Please help me with this question. I did the following way..

4 4 X X X (X is the probability of obtaining another 4)

Attempt 1:

1st X = 4. the probability is 1/6 (Game Won- End of Game)

Attempt 2:

2nd X= 4: First X not 4, the probability 5/6 and second X = 4, the probability is 1/6 (Total probaility= 5/36) (End of Game, Game won)

Attempt 3

3rd X= 4 (First X not 4, Second X not 4, third X= 4) Probability = 25/216

Total probability for 4= 91/ 216.

The three XXX are a number (Say 5) probability = 1/216.

I am getting 92/216.

Where am I going wrong here.

Please explain kindly.

Engr2012 wrote:

Temurkhon wrote:

to have 4 in the next 3 rolls is 1/6*1*1=1/6, but we have 3!/2!=3 such possibilities, (1/6)*3=3/6=1/2

to have any number except 4 is 5/6*1/6*1/6=5/216

5/216+1/2=5/216+108/216=113/216

what is wrong?

You need 1 more 4 to make it exactly 3 4s. So probability of having only 1 '4' and 2 'not 4s' = 1/6 * 5/6*5/6 and not 1/6*1*1 as you have done.

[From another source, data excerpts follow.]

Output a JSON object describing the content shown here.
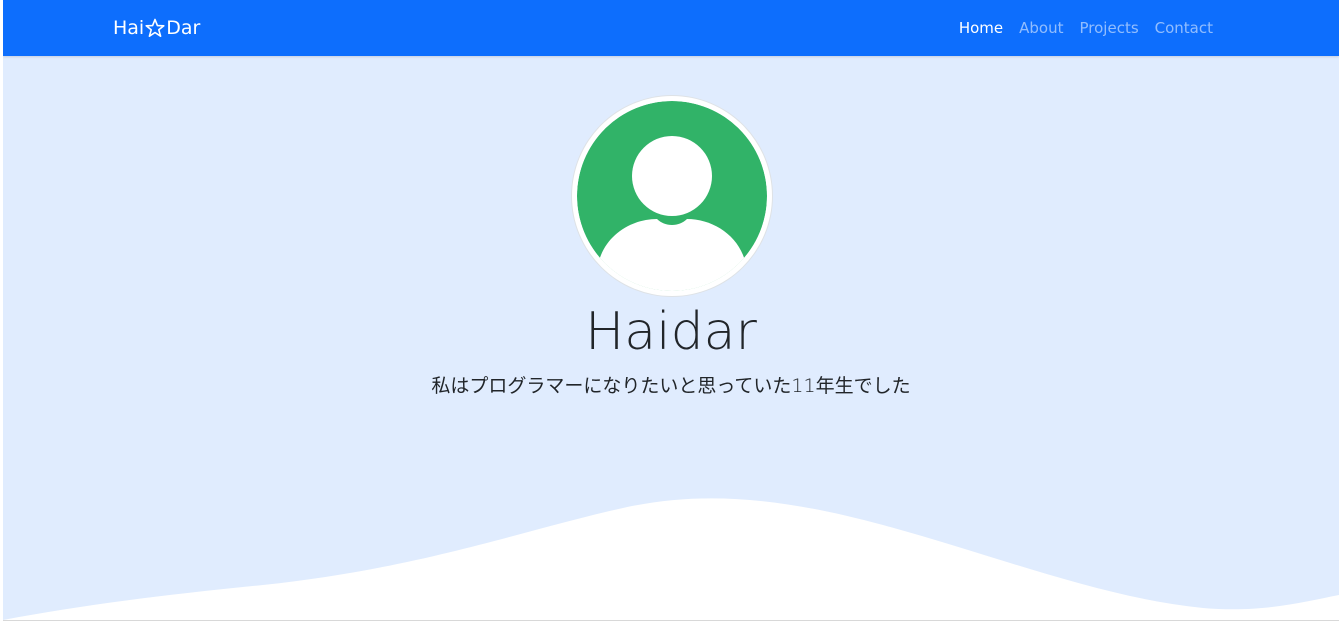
{
  "navbar": {
    "brand_prefix": "Hai",
    "brand_suffix": "Dar",
    "brand_icon": "star-icon",
    "links": [
      {
        "label": "Home",
        "active": true
      },
      {
        "label": "About",
        "active": false
      },
      {
        "label": "Projects",
        "active": false
      },
      {
        "label": "Contact",
        "active": false
      }
    ]
  },
  "hero": {
    "avatar_icon": "user-avatar-icon",
    "name": "Haidar",
    "subtitle": "私はプログラマーになりたいと思っていた11年生でした"
  },
  "colors": {
    "navbar_bg": "#0d6efd",
    "hero_bg": "#e0ecfe",
    "avatar_green": "#31b368",
    "wave": "#ffffff"
  }
}
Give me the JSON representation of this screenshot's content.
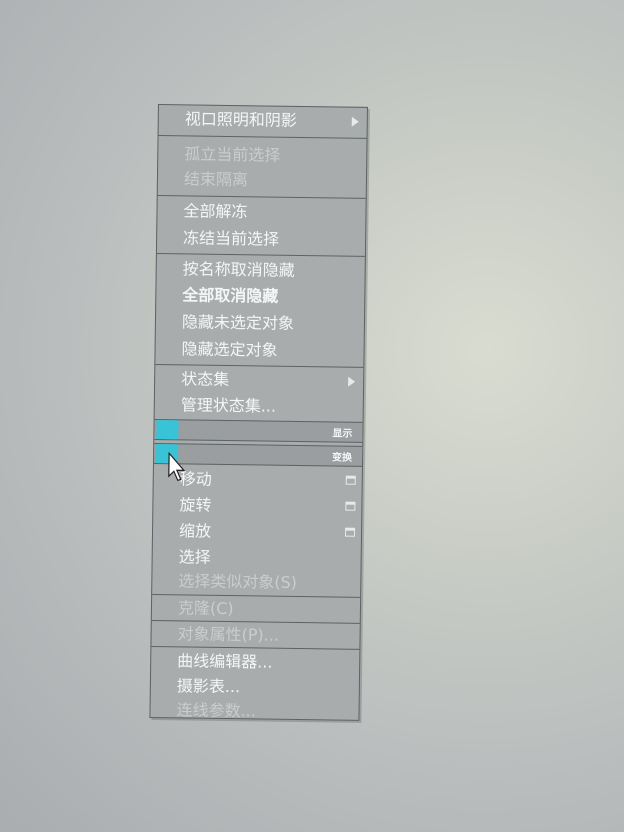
{
  "menu": {
    "items": [
      {
        "label": "视口照明和阴影",
        "submenu": true
      },
      {
        "label": "孤立当前选择",
        "disabled": true
      },
      {
        "label": "结束隔离",
        "disabled": true
      },
      {
        "label": "全部解冻"
      },
      {
        "label": "冻结当前选择"
      },
      {
        "label": "按名称取消隐藏"
      },
      {
        "label": "全部取消隐藏",
        "bold": true
      },
      {
        "label": "隐藏未选定对象"
      },
      {
        "label": "隐藏选定对象"
      },
      {
        "label": "状态集",
        "submenu": true
      },
      {
        "label": "管理状态集..."
      },
      {
        "label": "移动",
        "options": true
      },
      {
        "label": "旋转",
        "options": true
      },
      {
        "label": "缩放",
        "options": true
      },
      {
        "label": "选择"
      },
      {
        "label": "选择类似对象(S)",
        "disabled": true
      },
      {
        "label": "克隆(C)",
        "disabled": true
      },
      {
        "label": "对象属性(P)...",
        "disabled": true
      },
      {
        "label": "曲线编辑器..."
      },
      {
        "label": "摄影表..."
      },
      {
        "label": "连线参数...",
        "disabled": true
      }
    ],
    "headers": {
      "display": "显示",
      "transform": "变换"
    },
    "accent_color": "#38c3d7"
  }
}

Look at my solution above.

Hope this helps.

Hi Shriram,

You are missing one crucial information that he has to throw dice 5 times. and he has to get same number exactly 3 times. If you are stopping at "attempt 1" where you are saying game will end and he will won because he has thrown same number 3 times, you are missing "exactly" term in the question. Thus to ensure he won the game, he has to throw a number other than 4. That is why we multiply 5/6 two times (4th throw and 5th throw). Your logic would have been fine in case the question says "he will win as soon as he gets three times a same number"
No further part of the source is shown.